I have observed that the job returns expected output if I call the annotation function from within the mapper, but that beats the whole parallelism play. Also the job returns expected output when I ignore the values in obtained in reducer and just apply the annotators on a dummy string.

This probably indicated that there is some thread safety issue in the process, but I am not able to figure out where, my annotation function is synchronized and pipeline is private final.

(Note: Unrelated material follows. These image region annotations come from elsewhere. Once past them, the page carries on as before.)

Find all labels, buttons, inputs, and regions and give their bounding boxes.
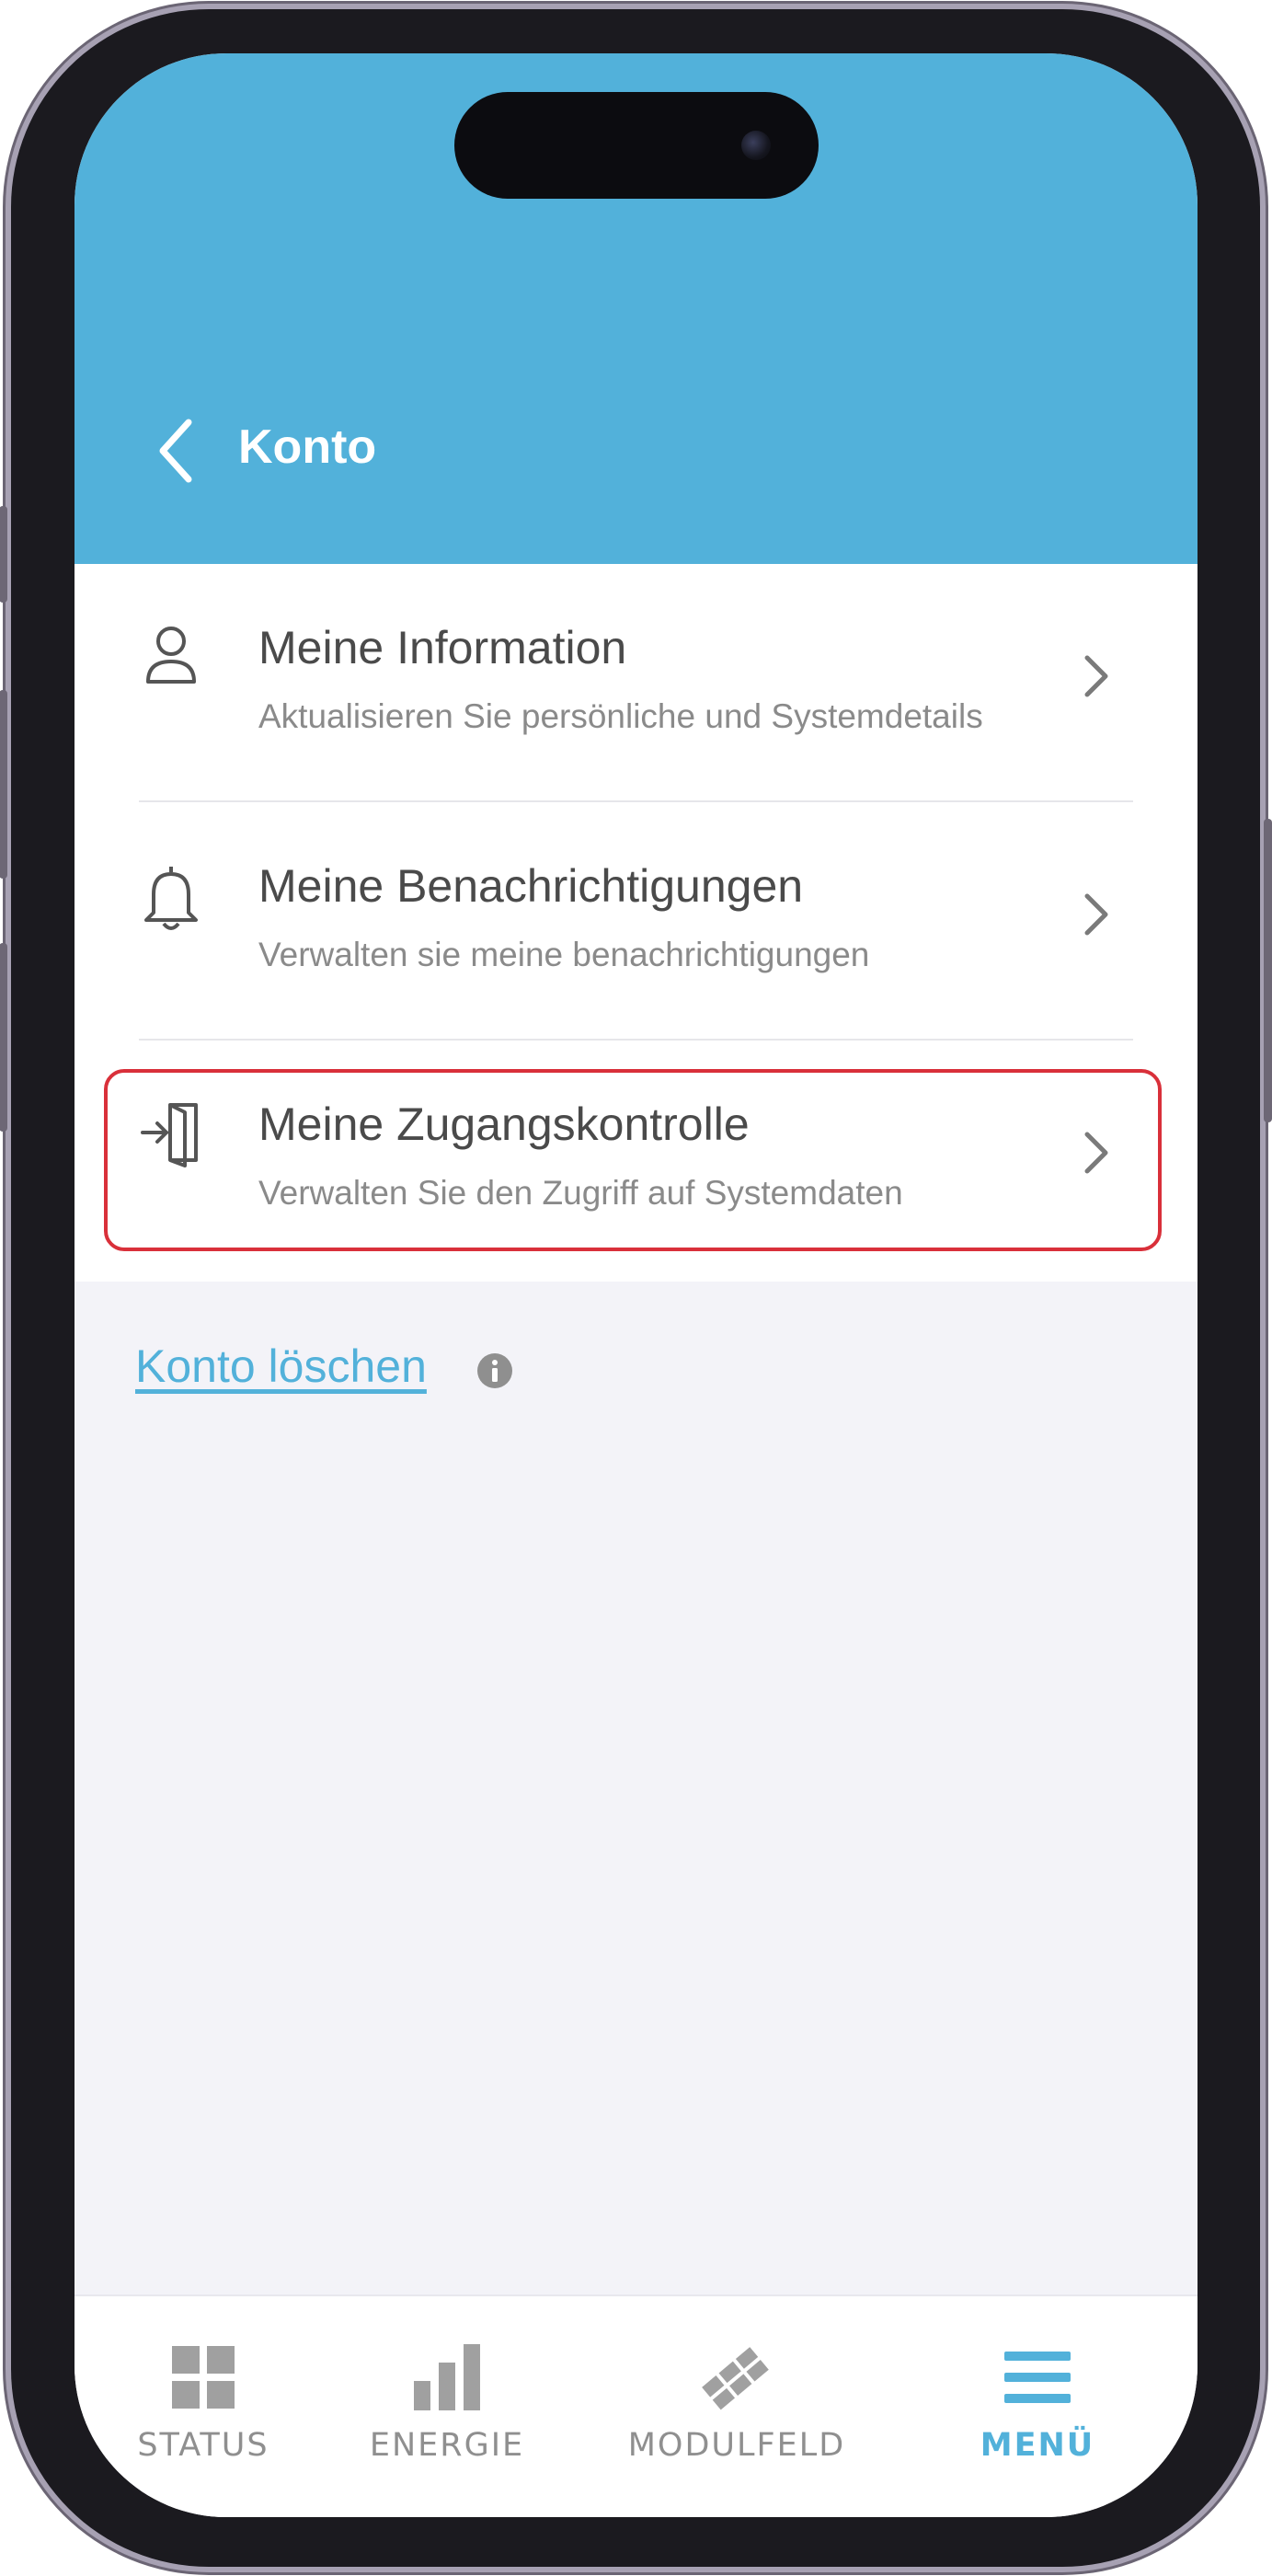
tab-label: MODULFELD: [627, 2427, 846, 2464]
page-title: Konto: [238, 420, 377, 474]
power-button: [1264, 819, 1272, 1122]
panels-icon: [702, 2347, 769, 2410]
tab-label: STATUS: [137, 2427, 269, 2464]
menu-item-subtitle: Aktualisieren Sie persönliche und System…: [258, 697, 983, 735]
chevron-right-icon: [1084, 655, 1108, 697]
tab-label: MENÜ: [980, 2427, 1095, 2464]
tab-modulfeld[interactable]: MODULFELD: [599, 2340, 875, 2464]
highlight-box: [104, 1069, 1162, 1251]
bottom-tab-bar: STATUS ENERGIE MODULFELD MENÜ: [74, 2294, 1198, 2517]
camera-icon: [741, 131, 771, 160]
tab-menu[interactable]: MENÜ: [936, 2340, 1139, 2464]
app-header: Konto: [74, 53, 1198, 564]
chevron-right-icon: [1084, 893, 1108, 936]
hamburger-icon: [1004, 2352, 1071, 2403]
chevron-left-icon: [159, 419, 192, 483]
action-button: [0, 506, 7, 603]
delete-account-link[interactable]: Konto löschen: [135, 1340, 427, 1393]
menu-item-title: Meine Information: [258, 622, 627, 673]
menu-item-title: Meine Benachrichtigungen: [258, 860, 804, 912]
menu-item-my-notifications[interactable]: Meine Benachrichtigungen Verwalten sie m…: [74, 802, 1198, 1040]
tab-status[interactable]: STATUS: [102, 2340, 304, 2464]
bell-icon: [144, 867, 198, 930]
person-icon: [146, 627, 196, 684]
bar-chart-icon: [414, 2344, 480, 2410]
tab-energie[interactable]: ENERGIE: [346, 2340, 548, 2464]
volume-down-button: [0, 943, 7, 1132]
info-icon[interactable]: [476, 1352, 513, 1389]
back-button[interactable]: [148, 409, 203, 492]
dynamic-island: [454, 92, 819, 199]
app-screen: Konto Meine Information Aktualisieren Si…: [74, 53, 1198, 2517]
volume-up-button: [0, 690, 7, 879]
tab-label: ENERGIE: [369, 2427, 525, 2464]
menu-item-my-information[interactable]: Meine Information Aktualisieren Sie pers…: [74, 564, 1198, 801]
menu-item-subtitle: Verwalten sie meine benachrichtigungen: [258, 936, 870, 973]
grid-icon: [172, 2346, 235, 2409]
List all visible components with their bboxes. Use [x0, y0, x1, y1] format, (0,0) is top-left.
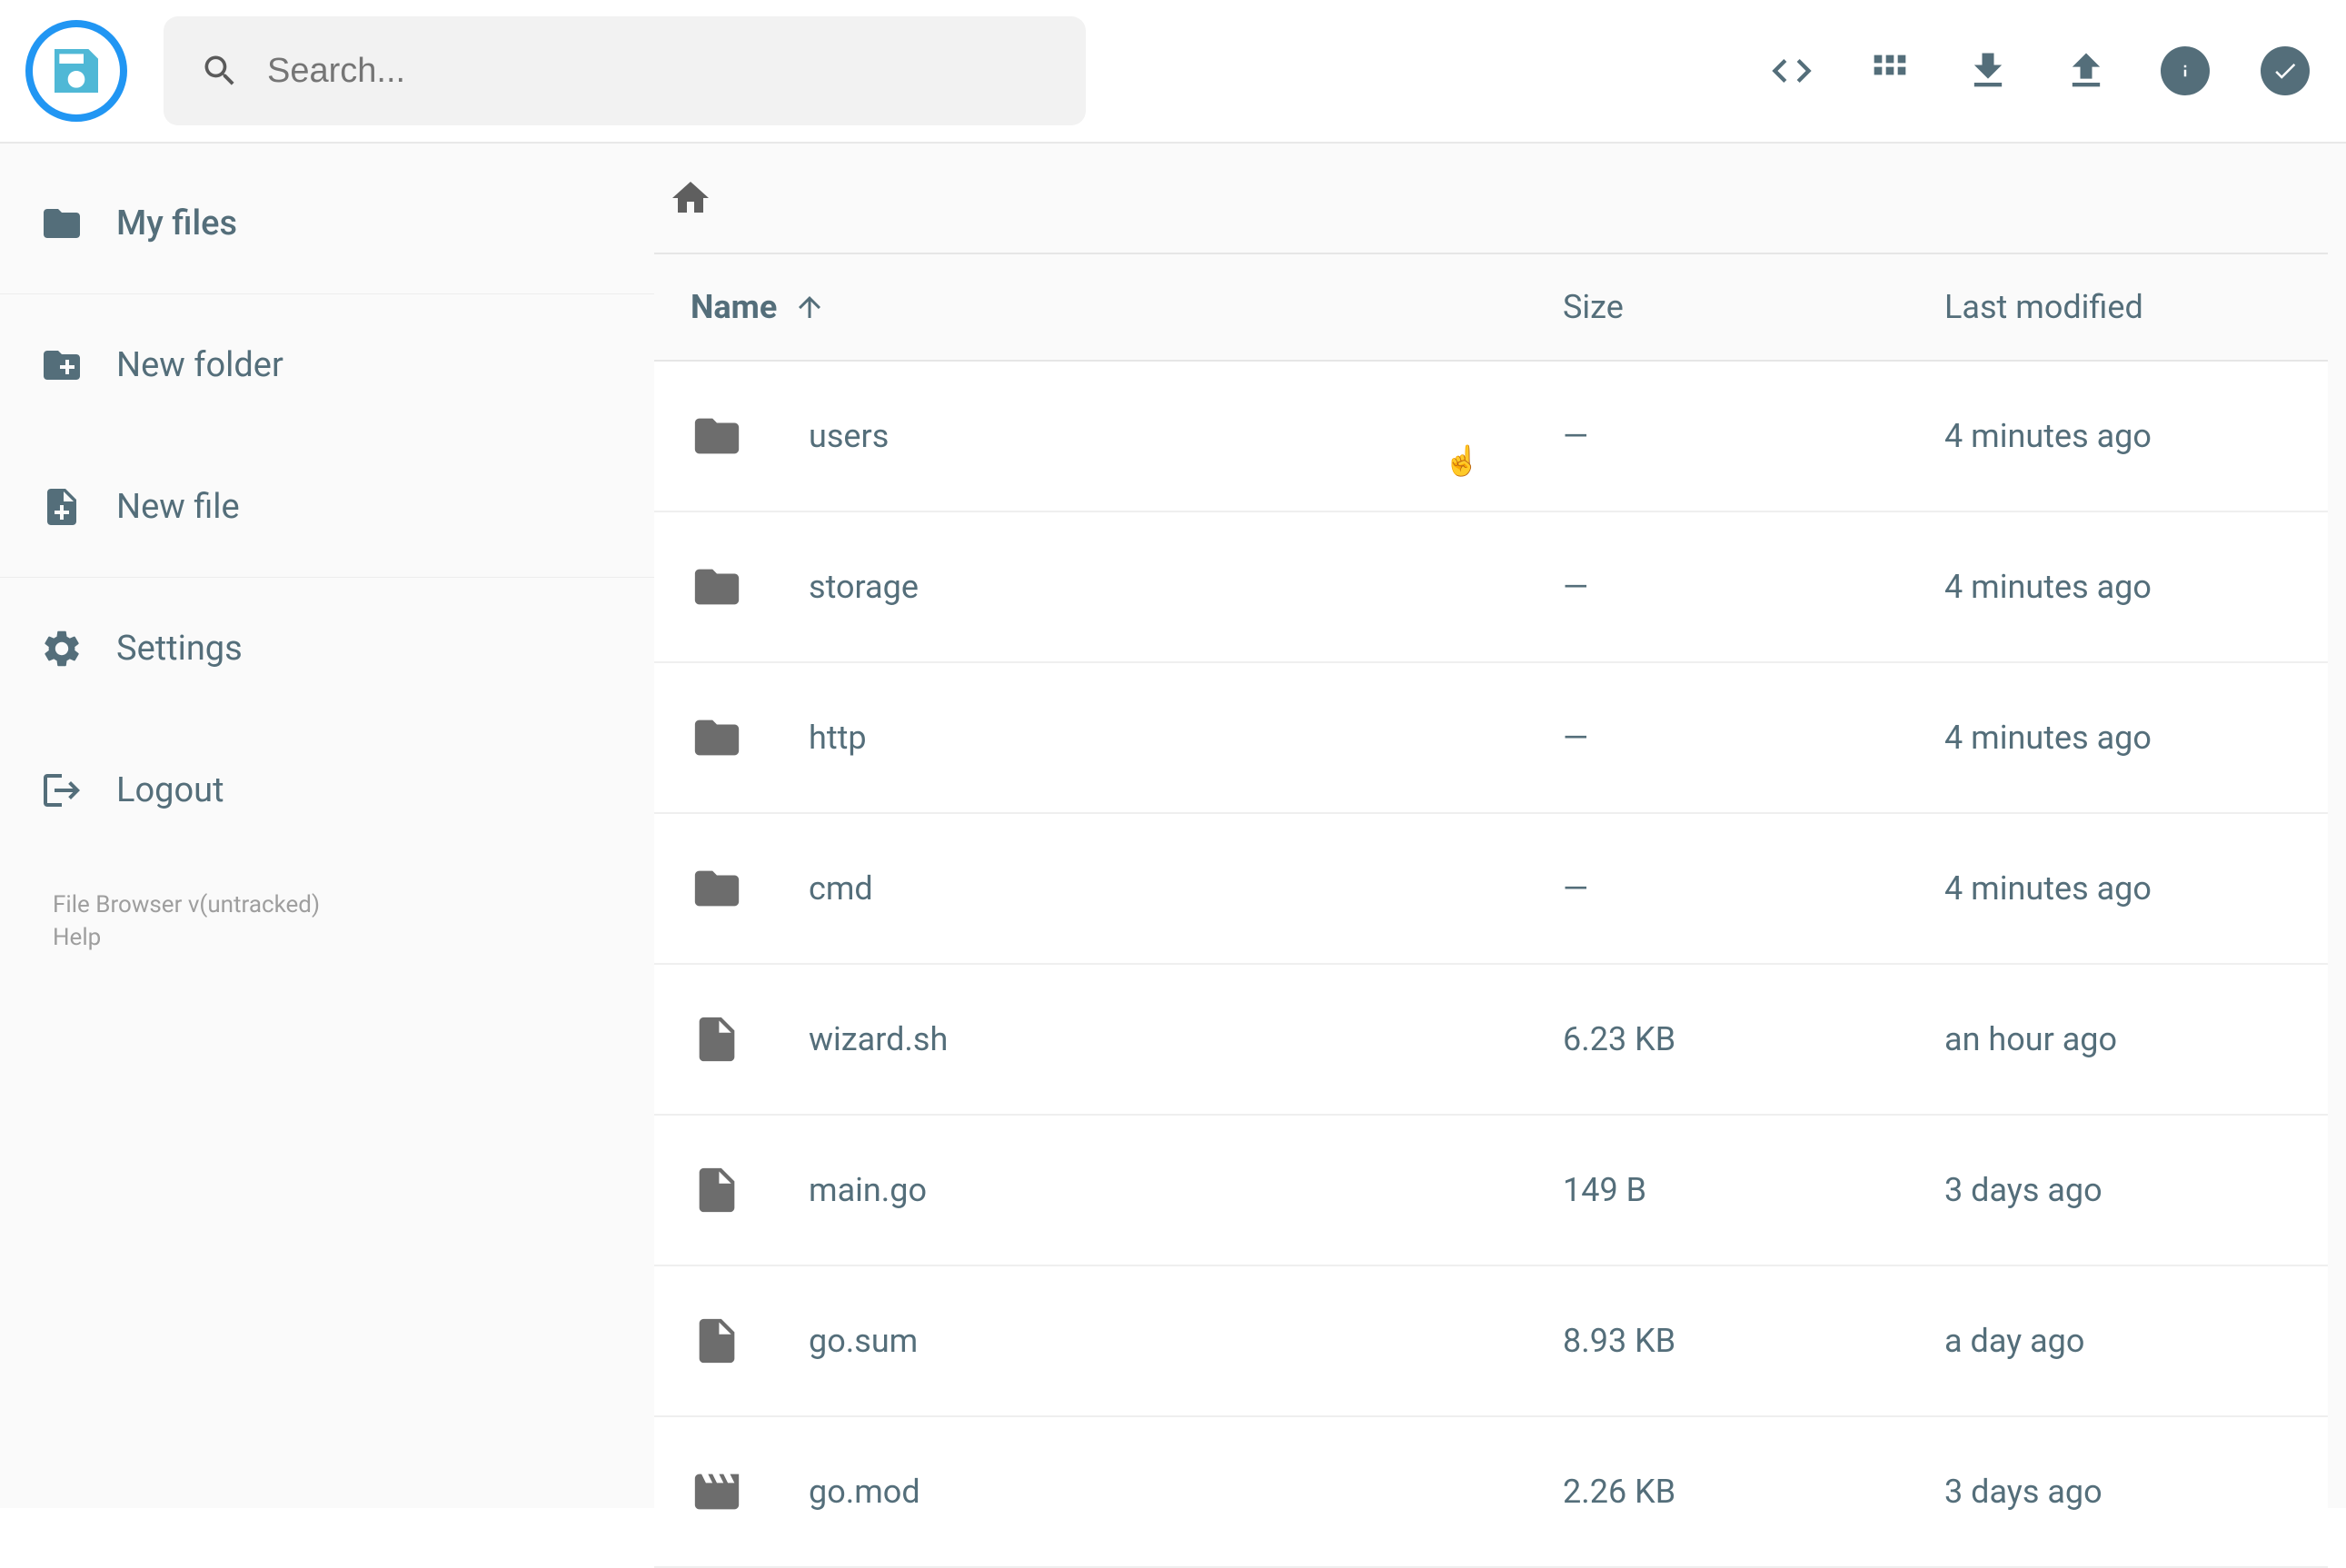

Can someone please provide some pointers as to how this can be resolved?

-Angshu

EDIT:

This is what my reducer looks like, hope this adds in more clarity

public static class Reduce extends MapReduceBase implements Reducer<Text, Text, Text, Text> {
    public void reduce(Text key, Iterator<Text> values, OutputCollector<Text, Text> output, Reporter reporter) throws IOException {
        while (values.hasNext()) {
            output.collect(key, new Text(se.getExtracts(values.next().toString()).toString()));             
        }
    }
}

And this is the code for get extracts:

final StanfordCoreNLP pipeline; 
public instantiatePipeline(){
    Properties props = new Properties();
    props.put("annotators", "tokenize, ssplit, pos, lemma, ner");

}


synchronized List<String> getExtracts(String l){
    Annotation document = new Annotation(l);

    ArrayList<String> ret = new ArrayList<String>();

    pipeline.annotate(document);

    List<CoreMap> sentences = document.get(SentencesAnnotation.class);
    int sid = 0;
    for(CoreMap sentence:sentences){
        sid++;
        for(CoreLabel token: sentence.get(TokensAnnotation.class)){
            String word = token.get(TextAnnotation.class);
            String pos = token.get(PartOfSpeechAnnotation.class);
            String ner = token.get(NamedEntityTagAnnotation.class);
            String lemma = token.get(LemmaAnnotation.class);

            Timex timex = token.get(TimeAnnotations.TimexAnnotation.class);

            String ex = word+","+pos+","+ner+","+lemma;
            if(timex!=null){
                ex = ex+","+timex.tid();
            }
            else{
                ex = ex+",";
            }
            ex = ex+","+sid;
            ret.add(ex);
        }
    }

Solution

  • I resolved the issue, actually the problem was with the text encoding in the file I was reading from (converting it to Text caused further corruptions I guess) which were causing problems in the tokenization and spilling garbage. I am cleaning the input string and applying strict UTF-8 encoding and things are working fine now.